To Laster, this suggested a more complex burden shifting framework. First, Anthem would have to show that Cigna breached its obligations in a manner that contributed materially to the issuance of the injunction. After establishing that, Cigna would have the opportunity to offer an affirmative defense that even if it had cooperated, the injunction still would have issued. Laster found Williams unclear on this point, I believe, because despite the language I quoted above, it did not distinguish between proof that the breach contributed to the condition’s failure, and proof that lack of a breach would still have led to failure – inquiries that he believed were distinct. And there is precedent from other jurisdictions supporting Laster’s reading, for example, Cox v. Snap, 859 F.3d 304 (4th Cir. 2017) and Cogswell v. CitiFinancial Mortgage, 624 F.3d 395 (7th Cir. 2010).
And so, that’s how he proceeded. Under this framework, Anthem was unable to make the initial showing that certain of Cigna’s breaches contributed to the injunction, but it did succeed in making that showing with respect to other breaches. And at that point, the burden switched to Cigna which, Laster concluded, was able to establish that the outcome would have been the same regardless.

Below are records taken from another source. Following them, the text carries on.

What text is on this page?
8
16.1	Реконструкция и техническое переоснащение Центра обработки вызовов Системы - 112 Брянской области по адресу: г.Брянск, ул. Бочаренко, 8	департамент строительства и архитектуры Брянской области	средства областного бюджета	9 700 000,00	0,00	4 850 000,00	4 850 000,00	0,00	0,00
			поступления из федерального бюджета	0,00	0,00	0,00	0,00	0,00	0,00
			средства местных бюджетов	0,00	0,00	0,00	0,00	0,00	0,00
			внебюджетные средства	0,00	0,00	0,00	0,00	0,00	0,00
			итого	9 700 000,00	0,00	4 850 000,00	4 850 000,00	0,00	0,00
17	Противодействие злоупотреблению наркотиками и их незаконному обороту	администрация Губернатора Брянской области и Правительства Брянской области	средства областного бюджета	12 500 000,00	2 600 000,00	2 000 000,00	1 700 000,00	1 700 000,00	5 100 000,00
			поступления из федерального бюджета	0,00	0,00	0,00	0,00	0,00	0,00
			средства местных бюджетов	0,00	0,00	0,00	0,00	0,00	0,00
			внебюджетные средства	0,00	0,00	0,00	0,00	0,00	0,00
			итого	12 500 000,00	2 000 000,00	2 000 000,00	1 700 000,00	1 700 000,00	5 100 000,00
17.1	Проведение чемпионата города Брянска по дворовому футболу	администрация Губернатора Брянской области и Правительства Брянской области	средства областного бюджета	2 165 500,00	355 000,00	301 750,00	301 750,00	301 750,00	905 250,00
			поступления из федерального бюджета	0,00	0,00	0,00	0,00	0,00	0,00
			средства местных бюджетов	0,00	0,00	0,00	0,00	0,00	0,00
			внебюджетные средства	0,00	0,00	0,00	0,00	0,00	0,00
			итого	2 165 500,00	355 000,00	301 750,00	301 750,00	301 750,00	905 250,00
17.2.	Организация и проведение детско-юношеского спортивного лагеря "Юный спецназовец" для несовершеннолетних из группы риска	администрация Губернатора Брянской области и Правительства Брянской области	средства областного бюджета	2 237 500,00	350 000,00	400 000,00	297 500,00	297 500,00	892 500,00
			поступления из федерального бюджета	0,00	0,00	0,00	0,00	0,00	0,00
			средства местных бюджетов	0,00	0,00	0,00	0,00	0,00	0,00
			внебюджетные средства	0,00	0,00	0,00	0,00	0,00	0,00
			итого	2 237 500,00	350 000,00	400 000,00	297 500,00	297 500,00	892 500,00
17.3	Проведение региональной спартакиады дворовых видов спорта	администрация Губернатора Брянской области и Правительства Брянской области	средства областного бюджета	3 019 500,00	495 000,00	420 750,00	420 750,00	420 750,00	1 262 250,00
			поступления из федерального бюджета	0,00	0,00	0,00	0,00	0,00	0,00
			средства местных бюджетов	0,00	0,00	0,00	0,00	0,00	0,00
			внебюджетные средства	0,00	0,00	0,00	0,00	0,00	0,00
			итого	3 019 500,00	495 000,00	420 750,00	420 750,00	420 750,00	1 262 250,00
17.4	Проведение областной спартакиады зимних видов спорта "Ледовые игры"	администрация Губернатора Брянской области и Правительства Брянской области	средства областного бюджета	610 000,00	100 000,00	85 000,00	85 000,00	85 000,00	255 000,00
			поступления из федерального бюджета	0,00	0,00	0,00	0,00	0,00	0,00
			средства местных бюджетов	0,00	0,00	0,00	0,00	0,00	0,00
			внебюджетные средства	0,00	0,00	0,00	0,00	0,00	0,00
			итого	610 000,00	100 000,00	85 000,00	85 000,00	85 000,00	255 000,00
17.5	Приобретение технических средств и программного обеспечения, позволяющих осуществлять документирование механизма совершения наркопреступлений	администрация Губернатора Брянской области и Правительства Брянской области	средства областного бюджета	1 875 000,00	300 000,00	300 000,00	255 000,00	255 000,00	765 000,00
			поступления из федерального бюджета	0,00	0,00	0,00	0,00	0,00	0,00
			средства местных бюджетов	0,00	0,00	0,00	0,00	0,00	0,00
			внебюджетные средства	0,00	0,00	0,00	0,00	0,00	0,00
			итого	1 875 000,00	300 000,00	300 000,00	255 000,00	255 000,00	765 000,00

Now, all this might be angels-on-pinheads – after all, there were only two Delaware cases that anyone cited regarding this matter, Williams and WaveDivision Holdings, LLC v. Millennium Digital Media Systems, L.L.C., 2010 WL 3706624 (Del. Ch. Sept. 17, 2010) – so it apparently doesn’t come up all that often. But it does come up. The Restatement itself offers an illustration involving earn-outs (and, umm, also one involving a husband murdering his wife and then himself, which … okay, we’ll save that for a critical gender studies post), and those apparently have become more popular due to covid-related uncertainty (earnouts, I mean, not murder-suicides), so this is an issue that could have a subtle effect on outcomes in future cases.